Wahlen 2019: Auf der fünften Etappe der Wahlwanderung, zwischen Oederan und Brand- Erbisdorf, wünschen sich die Einwohner oft Dinge, die auch anderen zugute kommen würden.

Oederan/Brand-Erbisdorf.

Nach der Hälfte meiner Wahlwanderung durch Mittelsachsen bewahrheitet sich das Zitat, das ich der Tour vorangestellt hatte: "Wer geht, sieht im Durchschnitt mehr, als wer fährt." Zum Beispiel, wie schwierig es Fußgänger haben. Als ich am Mittwoch durch Breitenau laufe, treffe ich an der Straße des Friedens Marion Braun. Die Straße ist schmal, kurvig, hat keinen Fußweg. "Ich war mehrmals bei der Stadt, um eine Geschwindigkeitsbegrenzung zu bekommen", sagt die Rentnerin. Passiert ist nichts. Autofahrer hätten es schwer: "Mit Pflaster kommt da keine Ruhe rein", sagt sie. Das sollte auch auf der 5. Etappe Thema sein.

Zu den ersten Oederanern, die mir begegnen, gehören Jogger und Hundeausführer am Rand des Stadtwaldes. Die Wege, die neuen Bänke, die regelmäßig aufgefüllten Hundetoiletten: alles schön, sagen sie, "aber wir brauchen eine eingezäunte Hundewiese". Im Wald werden Sturmschäden beseitigt, als ich am Feld nach Kirchbach laufe. "Sie wollen bestimmt einen Stempel", spricht mich Bärbel Hermsdorfer an. Der Jakobsweg führt durch das Dorf. Doch deshalb bin ich nicht da: Mir geht es um die Wünsche der Kirchbacher vor der Kommunalwahl. Da überlegt sie nicht lange: "Wir brauchen einen Spielplatz." Es gebe viel Nachwuchs in den letzten Jahren, bekräftigt ihr Mann. Vor allem für die älteren Einwohner fehle zudem eine Einkaufsmöglichkeit.

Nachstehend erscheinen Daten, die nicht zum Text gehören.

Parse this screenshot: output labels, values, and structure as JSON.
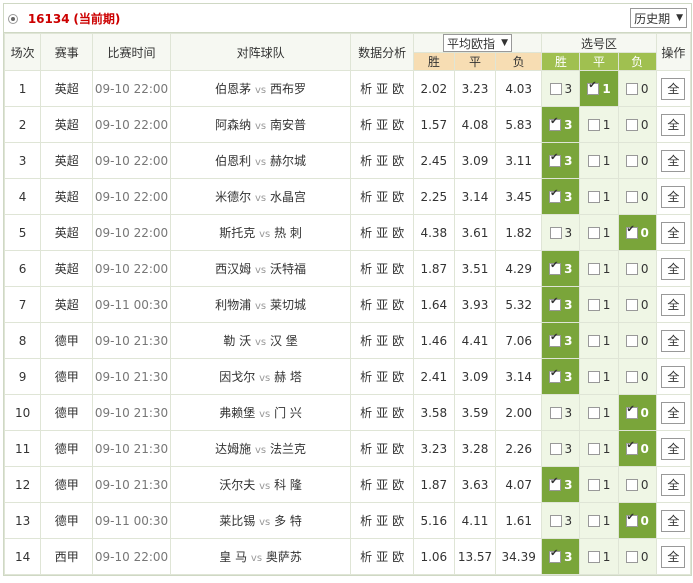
{
  "header": {
    "issue": "16134",
    "issue_suffix": "(当前期)",
    "history_label": "历史期"
  },
  "table": {
    "headers": [
      "场次",
      "赛事",
      "比赛时间",
      "对阵球队",
      "数据分析",
      "平均欧指",
      "选号区",
      "操作"
    ],
    "sub": [
      "胜",
      "平",
      "负",
      "胜",
      "平",
      "负"
    ],
    "analysis": [
      "析",
      "亚",
      "欧"
    ],
    "rows": [
      {
        "no": "1",
        "league": "英超",
        "time": "09-10 22:00",
        "home": "伯恩茅",
        "away": "西布罗",
        "w": "2.02",
        "d": "3.23",
        "l": "4.03",
        "pick": "d"
      },
      {
        "no": "2",
        "league": "英超",
        "time": "09-10 22:00",
        "home": "阿森纳",
        "away": "南安普",
        "w": "1.57",
        "d": "4.08",
        "l": "5.83",
        "pick": "w"
      },
      {
        "no": "3",
        "league": "英超",
        "time": "09-10 22:00",
        "home": "伯恩利",
        "away": "赫尔城",
        "w": "2.45",
        "d": "3.09",
        "l": "3.11",
        "pick": "w"
      },
      {
        "no": "4",
        "league": "英超",
        "time": "09-10 22:00",
        "home": "米德尔",
        "away": "水晶宫",
        "w": "2.25",
        "d": "3.14",
        "l": "3.45",
        "pick": "w"
      },
      {
        "no": "5",
        "league": "英超",
        "time": "09-10 22:00",
        "home": "斯托克",
        "away": "热 刺",
        "w": "4.38",
        "d": "3.61",
        "l": "1.82",
        "pick": "l"
      },
      {
        "no": "6",
        "league": "英超",
        "time": "09-10 22:00",
        "home": "西汉姆",
        "away": "沃特福",
        "w": "1.87",
        "d": "3.51",
        "l": "4.29",
        "pick": "w"
      },
      {
        "no": "7",
        "league": "英超",
        "time": "09-11 00:30",
        "home": "利物浦",
        "away": "莱切城",
        "w": "1.64",
        "d": "3.93",
        "l": "5.32",
        "pick": "w"
      },
      {
        "no": "8",
        "league": "德甲",
        "time": "09-10 21:30",
        "home": "勒 沃",
        "away": "汉 堡",
        "w": "1.46",
        "d": "4.41",
        "l": "7.06",
        "pick": "w"
      },
      {
        "no": "9",
        "league": "德甲",
        "time": "09-10 21:30",
        "home": "因戈尔",
        "away": "赫 塔",
        "w": "2.41",
        "d": "3.09",
        "l": "3.14",
        "pick": "w"
      },
      {
        "no": "10",
        "league": "德甲",
        "time": "09-10 21:30",
        "home": "弗赖堡",
        "away": "门 兴",
        "w": "3.58",
        "d": "3.59",
        "l": "2.00",
        "pick": "l"
      },
      {
        "no": "11",
        "league": "德甲",
        "time": "09-10 21:30",
        "home": "达姆施",
        "away": "法兰克",
        "w": "3.23",
        "d": "3.28",
        "l": "2.26",
        "pick": "l"
      },
      {
        "no": "12",
        "league": "德甲",
        "time": "09-10 21:30",
        "home": "沃尔夫",
        "away": "科 隆",
        "w": "1.87",
        "d": "3.63",
        "l": "4.07",
        "pick": "w"
      },
      {
        "no": "13",
        "league": "德甲",
        "time": "09-11 00:30",
        "home": "莱比锡",
        "away": "多 特",
        "w": "5.16",
        "d": "4.11",
        "l": "1.61",
        "pick": "l"
      },
      {
        "no": "14",
        "league": "西甲",
        "time": "09-10 22:00",
        "home": "皇 马",
        "away": "奥萨苏",
        "w": "1.06",
        "d": "13.57",
        "l": "34.39",
        "pick": "w"
      }
    ],
    "pick_values": {
      "w": "3",
      "d": "1",
      "l": "0"
    },
    "vs": "vs",
    "action": "全"
  }
}
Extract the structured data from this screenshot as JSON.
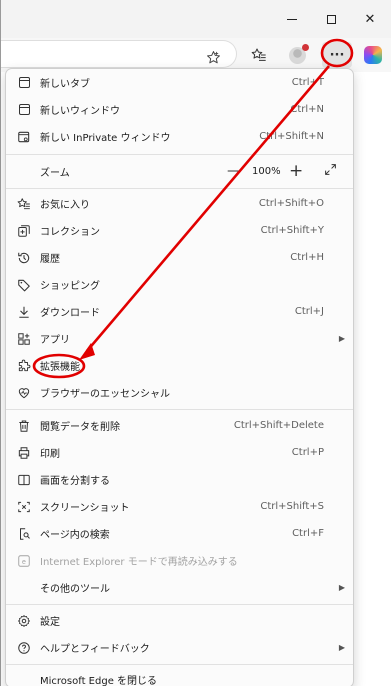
{
  "titlebar": {
    "minimize": "—",
    "maximize": "□",
    "close": "✕"
  },
  "toolbar": {
    "more_label": "···"
  },
  "menu": {
    "items": [
      {
        "label": "新しいタブ",
        "shortcut": "Ctrl+T",
        "icon": "new-tab-icon"
      },
      {
        "label": "新しいウィンドウ",
        "shortcut": "Ctrl+N",
        "icon": "new-window-icon"
      },
      {
        "label": "新しい InPrivate ウィンドウ",
        "shortcut": "Ctrl+Shift+N",
        "icon": "inprivate-icon"
      },
      {
        "label": "ズーム",
        "zoom_value": "100%",
        "icon": ""
      },
      {
        "label": "お気に入り",
        "shortcut": "Ctrl+Shift+O",
        "icon": "favorites-icon"
      },
      {
        "label": "コレクション",
        "shortcut": "Ctrl+Shift+Y",
        "icon": "collections-icon"
      },
      {
        "label": "履歴",
        "shortcut": "Ctrl+H",
        "icon": "history-icon"
      },
      {
        "label": "ショッピング",
        "shortcut": "",
        "icon": "shopping-tag-icon"
      },
      {
        "label": "ダウンロード",
        "shortcut": "Ctrl+J",
        "icon": "download-icon"
      },
      {
        "label": "アプリ",
        "shortcut": "",
        "icon": "apps-icon",
        "submenu": true
      },
      {
        "label": "拡張機能",
        "shortcut": "",
        "icon": "extensions-icon"
      },
      {
        "label": "ブラウザーのエッセンシャル",
        "shortcut": "",
        "icon": "essentials-heart-icon"
      },
      {
        "label": "閲覧データを削除",
        "shortcut": "Ctrl+Shift+Delete",
        "icon": "trash-icon"
      },
      {
        "label": "印刷",
        "shortcut": "Ctrl+P",
        "icon": "print-icon"
      },
      {
        "label": "画面を分割する",
        "shortcut": "",
        "icon": "split-screen-icon"
      },
      {
        "label": "スクリーンショット",
        "shortcut": "Ctrl+Shift+S",
        "icon": "screenshot-icon"
      },
      {
        "label": "ページ内の検索",
        "shortcut": "Ctrl+F",
        "icon": "find-icon"
      },
      {
        "label": "Internet Explorer モードで再読み込みする",
        "shortcut": "",
        "icon": "ie-mode-icon",
        "disabled": true
      },
      {
        "label": "その他のツール",
        "shortcut": "",
        "icon": "",
        "submenu": true
      },
      {
        "label": "設定",
        "shortcut": "",
        "icon": "settings-gear-icon"
      },
      {
        "label": "ヘルプとフィードバック",
        "shortcut": "",
        "icon": "help-icon",
        "submenu": true
      },
      {
        "label": "Microsoft Edge を閉じる",
        "shortcut": "",
        "icon": ""
      }
    ]
  },
  "zoom": {
    "minus": "—",
    "plus": "+",
    "value": "100%"
  },
  "colors": {
    "annotation": "#e10000",
    "menu_bg": "#fbfbfb",
    "disabled_text": "#a3a3a3"
  }
}
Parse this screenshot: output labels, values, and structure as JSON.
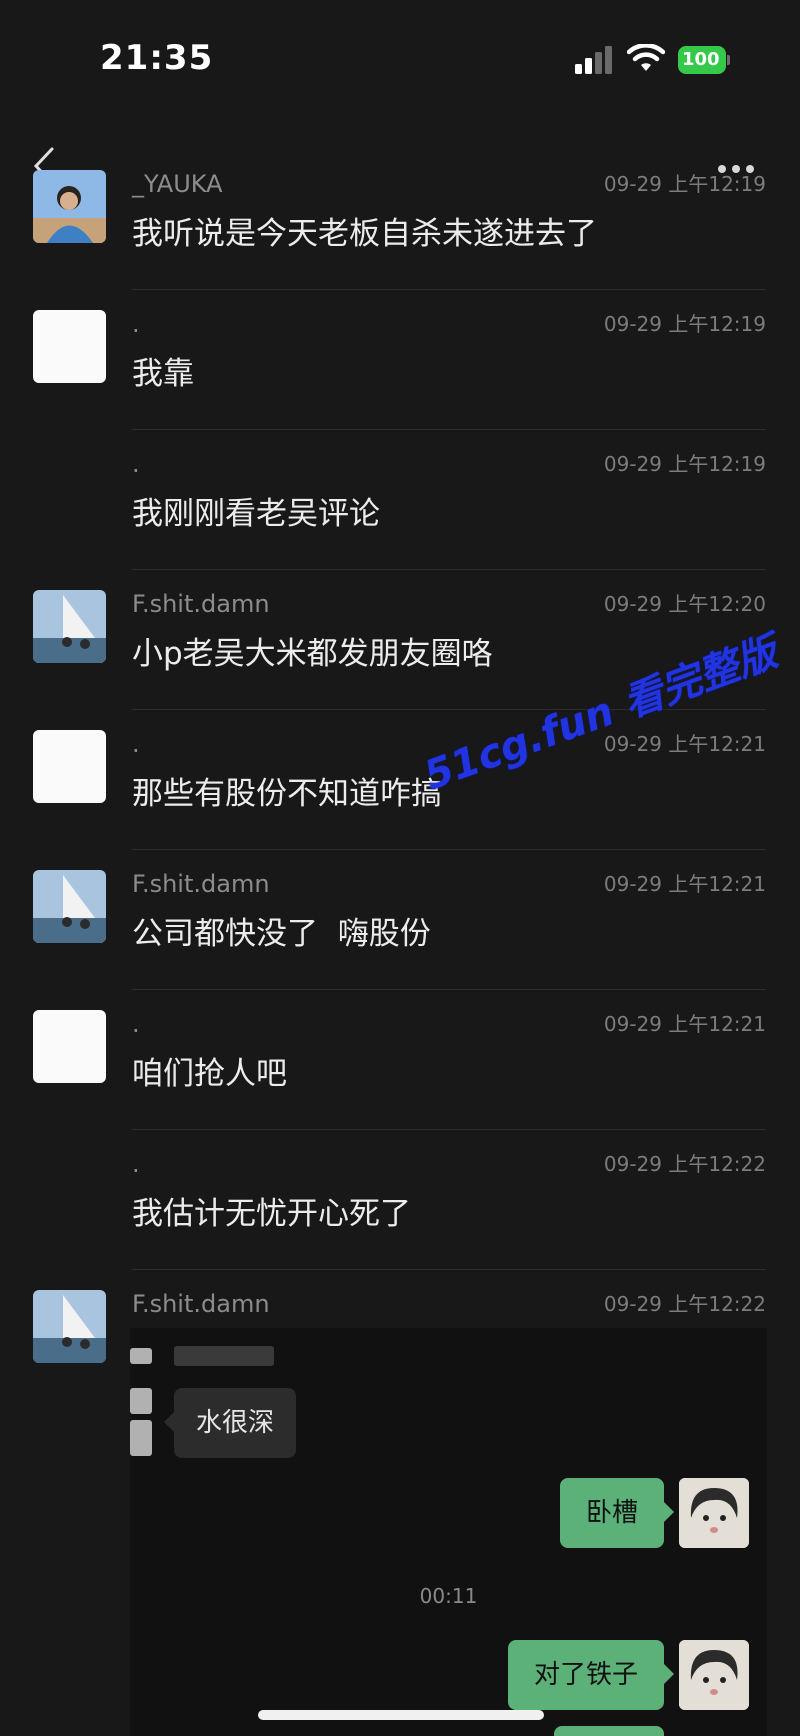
{
  "status_bar": {
    "time": "21:35",
    "battery": "100"
  },
  "messages": [
    {
      "sender": "_YAUKA",
      "time": "09-29 上午12:19",
      "text": "我听说是今天老板自杀未遂进去了",
      "avatar": "photo-person"
    },
    {
      "sender": ".",
      "time": "09-29 上午12:19",
      "text": "我靠",
      "avatar": "blank"
    },
    {
      "sender": ".",
      "time": "09-29 上午12:19",
      "text": "我刚刚看老吴评论",
      "avatar": "none"
    },
    {
      "sender": "F.shit.damn",
      "time": "09-29 上午12:20",
      "text": "小p老吴大米都发朋友圈咯",
      "avatar": "photo-sail"
    },
    {
      "sender": ".",
      "time": "09-29 上午12:21",
      "text": "那些有股份不知道咋搞",
      "avatar": "blank"
    },
    {
      "sender": "F.shit.damn",
      "time": "09-29 上午12:21",
      "text": "公司都快没了  嗨股份",
      "avatar": "photo-sail"
    },
    {
      "sender": ".",
      "time": "09-29 上午12:21",
      "text": "咱们抢人吧",
      "avatar": "blank"
    },
    {
      "sender": ".",
      "time": "09-29 上午12:22",
      "text": "我估计无忧开心死了",
      "avatar": "none"
    },
    {
      "sender": "F.shit.damn",
      "time": "09-29 上午12:22",
      "text": "",
      "avatar": "photo-sail"
    }
  ],
  "embedded_chat": {
    "left_bubble": "水很深",
    "right_bubble_1": "卧槽",
    "center_time": "00:11",
    "right_bubble_2": "对了铁子"
  },
  "watermark": "51cg.fun 看完整版",
  "colors": {
    "background": "#181818",
    "bubble_green": "#5cb178",
    "battery_green": "#35c94a",
    "watermark_blue": "#2134e0"
  }
}
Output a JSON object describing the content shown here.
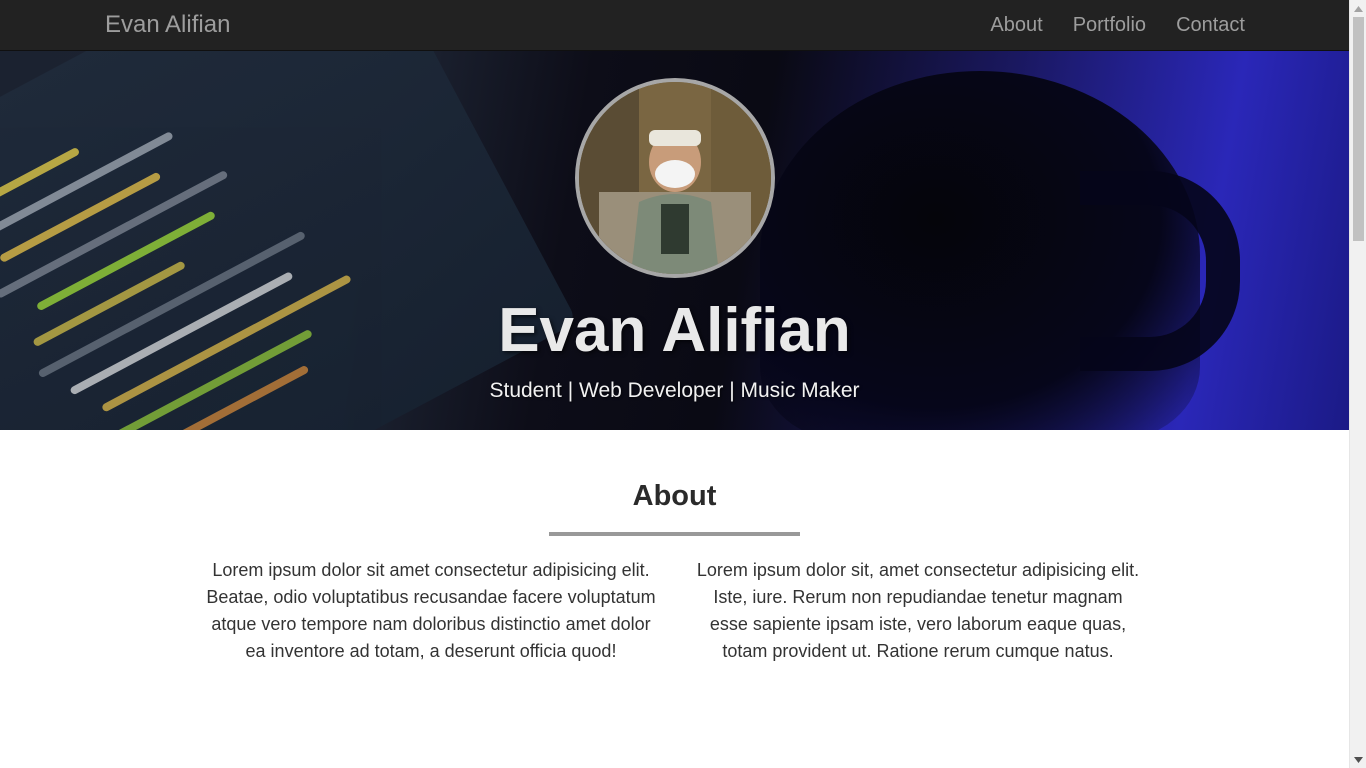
{
  "navbar": {
    "brand": "Evan Alifian",
    "links": [
      "About",
      "Portfolio",
      "Contact"
    ]
  },
  "hero": {
    "name": "Evan Alifian",
    "tagline": "Student | Web Developer | Music Maker"
  },
  "about": {
    "title": "About",
    "left_text": "Lorem ipsum dolor sit amet consectetur adipisicing elit. Beatae, odio voluptatibus recusandae facere voluptatum atque vero tempore nam doloribus distinctio amet dolor ea inventore ad totam, a deserunt officia quod!",
    "right_text": "Lorem ipsum dolor sit, amet consectetur adipisicing elit. Iste, iure. Rerum non repudiandae tenetur magnam esse sapiente ipsam iste, vero laborum eaque quas, totam provident ut. Ratione rerum cumque natus."
  },
  "colors": {
    "navbar_bg": "#222222",
    "nav_text": "#9d9d9d",
    "rule": "#999999"
  },
  "icons": {
    "scroll_up": "triangle-up-icon",
    "scroll_down": "triangle-down-icon"
  }
}
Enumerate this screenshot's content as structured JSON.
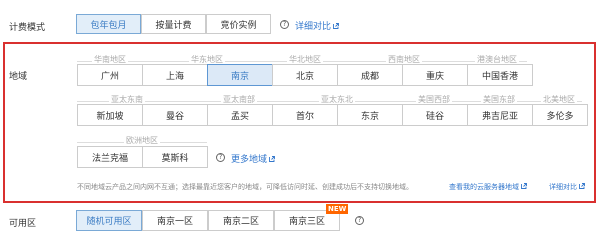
{
  "billing": {
    "label": "计费模式",
    "options": [
      "包年包月",
      "按量计费",
      "竞价实例"
    ],
    "selected": "包年包月",
    "help_link": "详细对比"
  },
  "region": {
    "label": "地域",
    "groups_row1": [
      "华南地区",
      "华东地区",
      "华北地区",
      "西南地区",
      "港澳台地区"
    ],
    "cities_row1": [
      "广州",
      "上海",
      "南京",
      "北京",
      "成都",
      "重庆",
      "中国香港"
    ],
    "selected_city": "南京",
    "groups_row2": [
      "亚太东南",
      "亚太南部",
      "亚太东北",
      "美国西部",
      "美国东部",
      "北美地区"
    ],
    "cities_row2": [
      "新加坡",
      "曼谷",
      "孟买",
      "首尔",
      "东京",
      "硅谷",
      "弗吉尼亚",
      "多伦多"
    ],
    "groups_row3": [
      "欧洲地区"
    ],
    "cities_row3": [
      "法兰克福",
      "莫斯科"
    ],
    "more_link": "更多地域",
    "note": "不同地域云产品之间内网不互通；选择最靠近您客户的地域，可降低访问时延、创建成功后不支持切换地域。",
    "note_link1": "查看我的云服务器地域",
    "note_link2": "详细对比"
  },
  "zone": {
    "label": "可用区",
    "options": [
      "随机可用区",
      "南京一区",
      "南京二区",
      "南京三区"
    ],
    "selected": "随机可用区",
    "new_badge": "NEW"
  },
  "colors": {
    "accent": "#3377cc",
    "selected_bg": "#dce9f7",
    "highlight_border": "#d9302f",
    "badge": "#ff6600"
  },
  "icons": [
    "help-circle-icon",
    "external-link-icon"
  ]
}
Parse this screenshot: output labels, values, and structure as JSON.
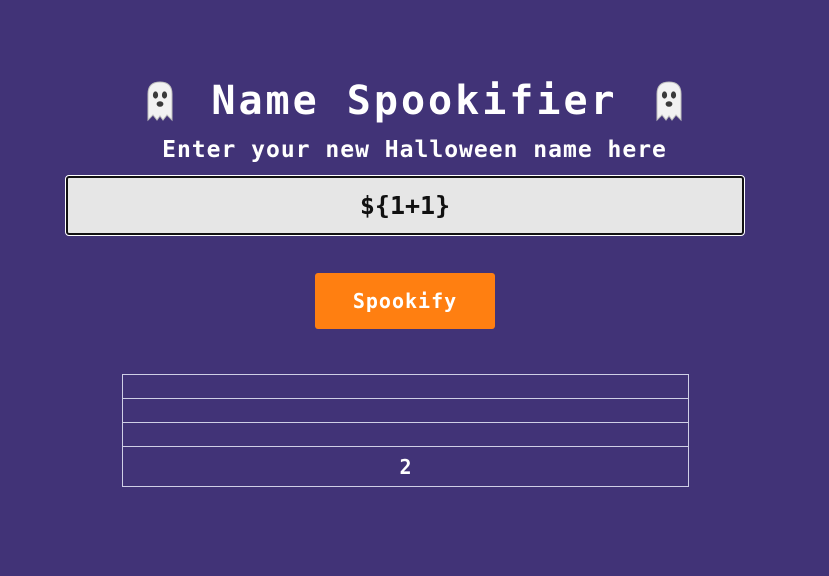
{
  "header": {
    "title": "Name Spookifier",
    "subtitle": "Enter your new Halloween name here",
    "left_icon": "ghost-icon",
    "right_icon": "ghost-icon"
  },
  "form": {
    "input_value": "${1+1}",
    "button_label": "Spookify"
  },
  "results": {
    "rows": [
      "",
      "",
      "",
      "2"
    ]
  },
  "colors": {
    "background": "#413377",
    "button": "#ff7f11",
    "input_background": "#e6e6e6",
    "text": "#ffffff"
  }
}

St. Michaelis überrascht mich mit viel Verkehr. Bis zur Feuerwehr ist das kein Problem, doch dann endet der Fußweg und der sanierte Abschnitt der Talstraße. Löcher und abbrechende Kanten zieren die Staatsstraße. "Das hat mit Fahren nichts mehr zu tun", sagt eine Einwohnerin. Wichtiger als ein Fußweg ist ihr ein Radweg nach Langenau und in die Stadt - dafür könne die alte Bahnstrecke benutzt werden. Sie hat noch ein anderes Anliegen: Wenn Äste abstürzen und Bäume zu hoch werden, sei es langwierig, jedes Mal eine Genehmigung einzuholen. "Alles in Ordnung", sagt Evelin Hengst über ihre Stadt, die wie ich über den Brandweg läuft. Nur die Baustellenampeln seien belastend.

Nun muss ich mich beeilen: Sportlehrer Jens Matthes hat mich in die Turnhalle des Cottagymnasiums eingeladen. Dort trainiert er die Rope Skipper des SSV 91, die "Saxon Kangaroos". Die Mitglieder des Stadtsportvereins, die das Sport- und Freizeitzentrum nutzen, hätten mit einer heruntergewirtschafteten Halle zu kämpfen. "Dort müsste was gemacht werden." Seine Abteilung könne sich nicht beschweren. Seit 1998 haben sie 280 Auftritte absolviert, unzählige Preise gewonnen und mit 40 Mitgliedern keine Nachwuchsprobleme, erzählt Matthes. Extrem schnelle Seilsprünge und Choreografien gehören zu ihrem Können. Ein paar sind schon da, darunter Leonie (15) und Jasmin (16). Sie gehören zum Team, das im Juli bei der WM in Oslo antritt. Die Teilnahme ist teuer. "Ich möchte die Erfahrung sammeln, wie es bei einer Weltmeisterschaft zugeht", sagt Jasmin. Was sie an dem Sport fasziniert, ist die Mischung: Ausdauer, Kraft, Geschwindigkeit und Koordination. "Ich will nach der Schule weitermachen", sagt Leonie.